Exercise: Design a resilient messaging system
[Orders Service]
│
▼ (publisher confirms)
[RabbitMQ]
│ (durable queue, persistent messages)
▼
[Payments Service]
│ (ACK after processing)
│
├── success → ACK
└── failure → NACK → Dead Letter Queue → alert
Messaging resilience checklist
Show checklist
- Publisher confirms: The publisher waits for confirmation from RabbitMQ before considering the message sent
- Durable queue: The queue survives RabbitMQ restarts
- Persistent messages: Messages are written to disk, not just memory
- Manual ACK: The consumer ACKs only after processing successfully
- Dead letter queue: Messages that fail N times go to a separate queue for investigation
- Idempotency: The consumer can process the same message twice without duplicate effects
- Monitoring: Alerts when the queue grows more than normal or there are messages in the DLQ
- Retry with backoff: Failed messages are retried with increasing delays
Scenario 4: Cache split brain
The failure
You have a Redis cluster with 3 nodes (1 master + 2 replicas). During a network partition, a replica is promoted to master. Now you have 2 masters accepting writes with different data.
Impact
- Some users see the old price of a product ($100)

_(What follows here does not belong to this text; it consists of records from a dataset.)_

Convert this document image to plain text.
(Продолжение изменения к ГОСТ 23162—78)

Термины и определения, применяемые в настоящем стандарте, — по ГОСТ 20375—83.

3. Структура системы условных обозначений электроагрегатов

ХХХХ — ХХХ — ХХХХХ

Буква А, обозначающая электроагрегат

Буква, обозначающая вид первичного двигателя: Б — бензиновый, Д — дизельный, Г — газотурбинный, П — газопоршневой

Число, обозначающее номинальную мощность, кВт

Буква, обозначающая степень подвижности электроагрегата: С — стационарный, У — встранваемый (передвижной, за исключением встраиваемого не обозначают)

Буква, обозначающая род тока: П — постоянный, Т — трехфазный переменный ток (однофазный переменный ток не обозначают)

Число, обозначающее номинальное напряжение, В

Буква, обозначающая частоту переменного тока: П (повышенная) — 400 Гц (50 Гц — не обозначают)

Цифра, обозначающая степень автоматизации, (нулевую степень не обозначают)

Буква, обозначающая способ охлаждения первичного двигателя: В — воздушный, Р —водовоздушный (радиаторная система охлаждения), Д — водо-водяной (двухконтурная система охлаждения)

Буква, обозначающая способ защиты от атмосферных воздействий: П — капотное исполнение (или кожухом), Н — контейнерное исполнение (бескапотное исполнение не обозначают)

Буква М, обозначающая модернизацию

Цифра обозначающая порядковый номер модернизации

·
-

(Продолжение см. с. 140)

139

- Other users see the new price ($80)
- When the partition is resolved, which data wins?
Exercise
- How would you detect a split brain in production?

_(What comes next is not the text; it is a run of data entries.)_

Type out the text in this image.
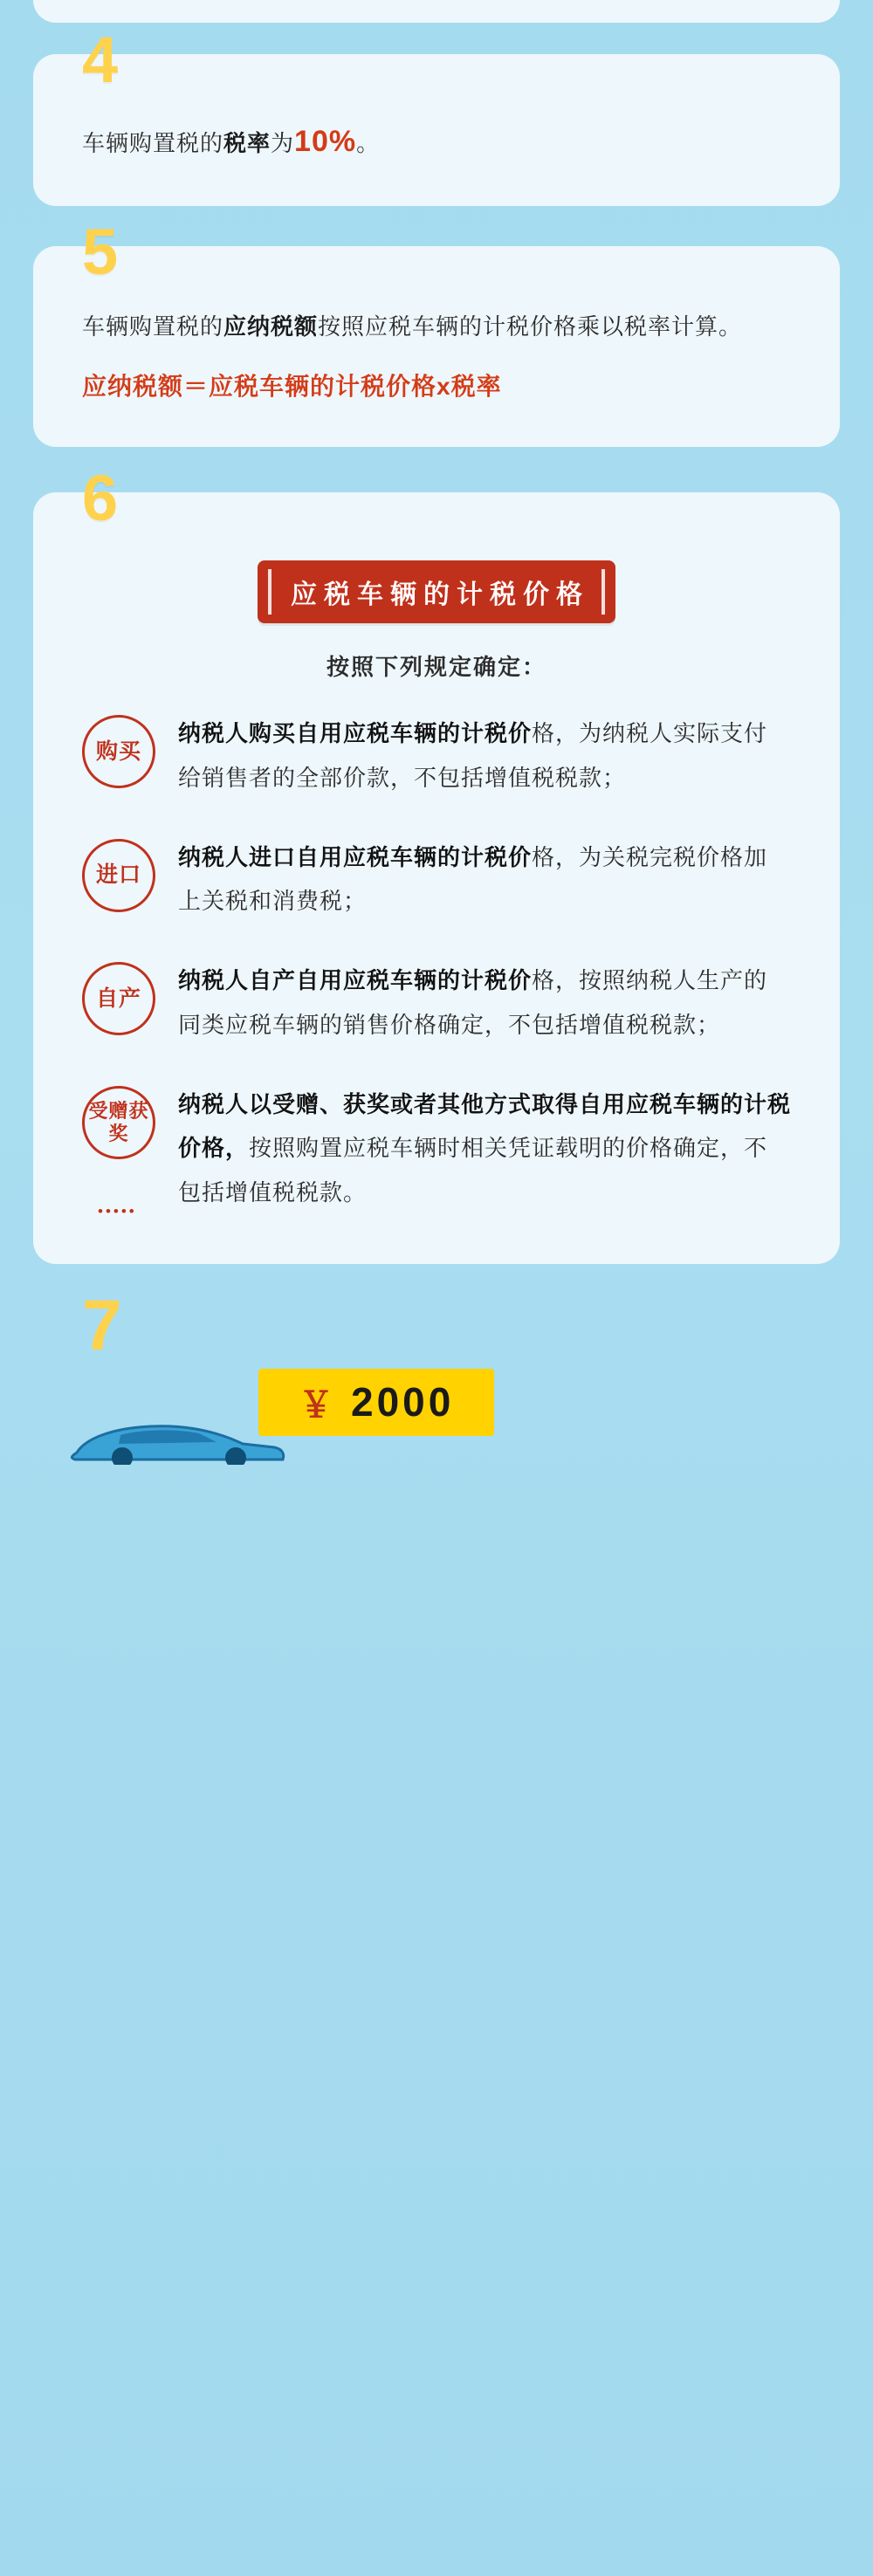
4
车辆购置税的税率为10%。
5
车辆购置税的应纳税额按照应税车辆的计税价格乘以税率计算。
应纳税额＝应税车辆的计税价格x税率
6
应税车辆的计税价格
按照下列规定确定：
购买
纳税人购买自用应税车辆的计税价格，为纳税人实际支付给销售者的全部价款，不包括增值税税款；
进口
纳税人进口自用应税车辆的计税价格，为关税完税价格加上关税和消费税；
自产
纳税人自产自用应税车辆的计税价格，按照纳税人生产的同类应税车辆的销售价格确定，不包括增值税税款；
受赠获奖
•••••
纳税人以受赠、获奖或者其他方式取得自用应税车辆的计税价格，按照购置应税车辆时相关凭证载明的价格确定，不包括增值税税款。
7
￥ 2000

- What resolution strategy would you use? (last-write-wins, merge, manual)
- How would you prevent this scenario?
Show solution
Detection:
- Monitor the number of masters in the cluster (alert if > 1)
- Sentinel or Redis Cluster detect and resolve it automatically
Resolution:
- Redis uses last-write-wins by default when reconnecting
- The “losing” master’s data is discarded
- For critical data (prices, inventory), the source of truth should be the database, not the cache
Prevention:
- Configure
min-replicas-to-writeso the master rejects writes if it doesn’t have a quorum - Use Redis as a cache (not as the source of truth) — always be able to rebuild from the DB
- Implement health checks that detect network partitions
Reflection
After completing the scenarios:
- How many of these failures have you seen in production?
- Does your current system have protections against these scenarios?
- Which failure seems most likely in your context?
- What concrete action can you take tomorrow to improve your system’s resilience?
Systems don’t fail in new ways — they fail in the same ways over and over. Knowing the failure patterns is the best preparation.